PureInsight | November 1, 2004
[PureInsight.org] Emperors in feudal China and dictators in contemporary China have had unchecked powers. The Chinese emperors had their subjects call them "people who live for ten thousand years". The life span of a man, however, is not up to his will. None of the emperors lived for longer than 100 years. Most of them lived rather short lives. In contrast, those who lived longest were villagers and farmers in the mountains and remote places who had no power or strong desires. The ancient Chinese had a saying, "The plans a man makes can't measure up to the plans made in Heaven." There is also another Chinese saying, "life and death are predestined; wealth is arranged by heaven."
Ms. Wang was a friend of mine. She used to live in Tianjin City, China. She was divorced when she was middle-aged. When she was in her 50s, she came to Singapore to start a new life by herself. She was an excellent cook. She had unique family recipes that had been passed down for generations. She adopted a son from an orphanage. The two of them started a restaurant. After more than a decade of hard work, her restaurant became quite prosperous. Although she was my father's age, she preferred that I call her Sister Wang. One day after dining at her restaurant, we had a talk. We discussed the issue of how much money would be enough for an elderly person to live a decent life in Singapore after retirement. I said, "With a moderate lifestyle, 80,000 to 100,000 Singapore dollars should be sufficient for retirement." Sister Wang said, "How can that be enough? I owe 800,000 Singapore dollars on the mortgage for the two new apartments that I just purchased. Besides, medical costs are quite high nowadays. I am not sure if two million Singapore dollars is even enough for retirement. I am over 60 and have some heart problems, but I would like to work 10 more years before I can think about retirement."
Three days after our talk, her son called me unexpectedly: Sister Wang had passed away from a sudden illness. It is true that in nature, there are unexpected storms; in life, there are unpredictable vicissitudes. I could hardly believe my ears: just a few days ago she had been talking about working for 10 more years. How could she have passed away so quickly? Her son said that Sister Wang used to have heart problems, and that she always took emergency heart medication with her. Unfortunately, on that particular day she got up late and ran out of her heart meditation. She could not breathe, and was too weak to open a container in her house that contained unopened boxes of heart medication. She called her son immediately. But by the time he got home by taxi, she had passed away.

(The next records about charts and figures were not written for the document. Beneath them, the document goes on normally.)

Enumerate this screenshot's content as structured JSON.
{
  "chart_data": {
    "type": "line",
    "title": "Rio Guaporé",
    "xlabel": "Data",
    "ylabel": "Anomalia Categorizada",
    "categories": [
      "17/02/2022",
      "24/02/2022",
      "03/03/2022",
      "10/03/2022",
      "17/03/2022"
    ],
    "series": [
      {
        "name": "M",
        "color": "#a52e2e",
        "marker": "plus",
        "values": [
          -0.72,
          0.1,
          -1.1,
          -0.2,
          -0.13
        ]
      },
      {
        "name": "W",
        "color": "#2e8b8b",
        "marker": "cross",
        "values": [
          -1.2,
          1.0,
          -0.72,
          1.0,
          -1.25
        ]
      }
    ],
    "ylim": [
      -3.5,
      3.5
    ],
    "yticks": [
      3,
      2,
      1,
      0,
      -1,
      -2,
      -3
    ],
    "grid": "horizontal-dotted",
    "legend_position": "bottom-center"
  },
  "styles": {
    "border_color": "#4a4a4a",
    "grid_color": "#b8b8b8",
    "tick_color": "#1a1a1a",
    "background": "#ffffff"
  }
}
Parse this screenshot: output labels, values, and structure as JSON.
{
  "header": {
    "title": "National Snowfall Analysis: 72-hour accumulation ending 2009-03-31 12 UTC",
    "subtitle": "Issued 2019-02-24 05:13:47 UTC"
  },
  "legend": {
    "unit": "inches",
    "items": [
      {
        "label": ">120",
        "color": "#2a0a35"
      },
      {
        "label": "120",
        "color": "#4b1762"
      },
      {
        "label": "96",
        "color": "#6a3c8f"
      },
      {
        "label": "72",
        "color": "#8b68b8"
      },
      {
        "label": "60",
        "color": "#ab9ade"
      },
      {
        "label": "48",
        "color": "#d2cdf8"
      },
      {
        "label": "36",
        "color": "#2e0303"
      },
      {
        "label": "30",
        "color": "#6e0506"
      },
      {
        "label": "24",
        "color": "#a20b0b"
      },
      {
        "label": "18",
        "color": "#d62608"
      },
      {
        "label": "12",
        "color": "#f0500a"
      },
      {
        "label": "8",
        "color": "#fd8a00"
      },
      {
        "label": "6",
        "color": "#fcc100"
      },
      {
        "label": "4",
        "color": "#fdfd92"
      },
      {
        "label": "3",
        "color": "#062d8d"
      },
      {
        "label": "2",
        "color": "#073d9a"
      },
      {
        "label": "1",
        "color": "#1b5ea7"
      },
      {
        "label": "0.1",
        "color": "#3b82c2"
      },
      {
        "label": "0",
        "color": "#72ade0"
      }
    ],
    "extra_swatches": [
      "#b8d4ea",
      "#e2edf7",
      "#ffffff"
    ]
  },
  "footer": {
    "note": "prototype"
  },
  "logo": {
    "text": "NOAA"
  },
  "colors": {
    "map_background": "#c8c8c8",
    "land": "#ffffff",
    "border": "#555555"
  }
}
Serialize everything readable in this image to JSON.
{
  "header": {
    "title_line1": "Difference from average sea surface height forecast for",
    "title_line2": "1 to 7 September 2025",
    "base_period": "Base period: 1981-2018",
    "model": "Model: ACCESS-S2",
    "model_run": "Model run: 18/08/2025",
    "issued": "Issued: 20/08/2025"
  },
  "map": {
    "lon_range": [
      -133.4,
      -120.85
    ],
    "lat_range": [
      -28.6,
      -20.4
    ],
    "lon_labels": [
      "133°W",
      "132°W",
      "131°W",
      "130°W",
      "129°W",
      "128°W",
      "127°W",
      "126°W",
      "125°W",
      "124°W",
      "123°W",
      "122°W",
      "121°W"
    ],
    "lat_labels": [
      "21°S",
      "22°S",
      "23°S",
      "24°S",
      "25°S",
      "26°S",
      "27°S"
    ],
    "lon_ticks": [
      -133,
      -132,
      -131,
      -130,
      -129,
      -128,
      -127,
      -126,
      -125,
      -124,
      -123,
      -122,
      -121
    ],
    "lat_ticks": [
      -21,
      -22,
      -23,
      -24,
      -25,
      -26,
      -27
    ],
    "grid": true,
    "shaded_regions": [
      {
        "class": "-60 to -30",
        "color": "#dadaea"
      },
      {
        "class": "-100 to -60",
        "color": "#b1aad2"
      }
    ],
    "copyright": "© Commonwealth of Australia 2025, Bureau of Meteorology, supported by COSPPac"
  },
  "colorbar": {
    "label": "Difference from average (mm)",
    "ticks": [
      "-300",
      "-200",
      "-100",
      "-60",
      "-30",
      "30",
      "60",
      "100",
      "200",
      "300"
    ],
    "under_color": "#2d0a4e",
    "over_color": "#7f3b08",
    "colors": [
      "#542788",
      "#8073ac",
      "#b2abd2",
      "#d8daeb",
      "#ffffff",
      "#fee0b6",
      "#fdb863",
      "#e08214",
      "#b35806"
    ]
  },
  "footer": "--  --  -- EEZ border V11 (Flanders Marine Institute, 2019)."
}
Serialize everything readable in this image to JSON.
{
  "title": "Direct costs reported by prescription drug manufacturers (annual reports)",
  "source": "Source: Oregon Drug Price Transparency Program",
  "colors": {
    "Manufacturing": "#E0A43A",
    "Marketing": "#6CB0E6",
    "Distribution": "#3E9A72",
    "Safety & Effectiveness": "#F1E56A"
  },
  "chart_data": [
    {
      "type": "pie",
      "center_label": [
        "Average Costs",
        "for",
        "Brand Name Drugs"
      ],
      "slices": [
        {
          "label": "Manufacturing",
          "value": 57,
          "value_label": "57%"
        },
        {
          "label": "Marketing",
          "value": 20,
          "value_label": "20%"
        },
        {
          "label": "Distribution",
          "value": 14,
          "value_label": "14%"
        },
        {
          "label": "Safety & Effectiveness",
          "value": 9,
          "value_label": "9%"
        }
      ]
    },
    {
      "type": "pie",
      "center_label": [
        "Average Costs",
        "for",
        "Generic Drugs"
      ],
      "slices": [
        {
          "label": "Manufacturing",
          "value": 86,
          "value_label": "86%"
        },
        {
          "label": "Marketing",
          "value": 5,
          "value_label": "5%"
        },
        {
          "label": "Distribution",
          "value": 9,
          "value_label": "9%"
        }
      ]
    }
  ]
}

Sister Wang left this world unexpectedly, leaving behind a property of one million Singapore dollars without a will. According to Singapore law, her son would inherit her estate. But her relatives in China could not accept this and filed a lawsuit against her son to fight for the money. The son and the relatives are enemies now, something that Sister Wang would have never anticipated.
We humans can never predict our life spans. Pursuing wealth blindly will only increase our mental burden. During our short lives, our attitude should be to purge our mind of desires and ambitions, do kind deeds, and endure hardships. Then we will be able to live with the grace and clarity that we deserve. There is only one path to truly leave the cycle of birth-sickness-aging-death behind - cultivating to return our original, true selves.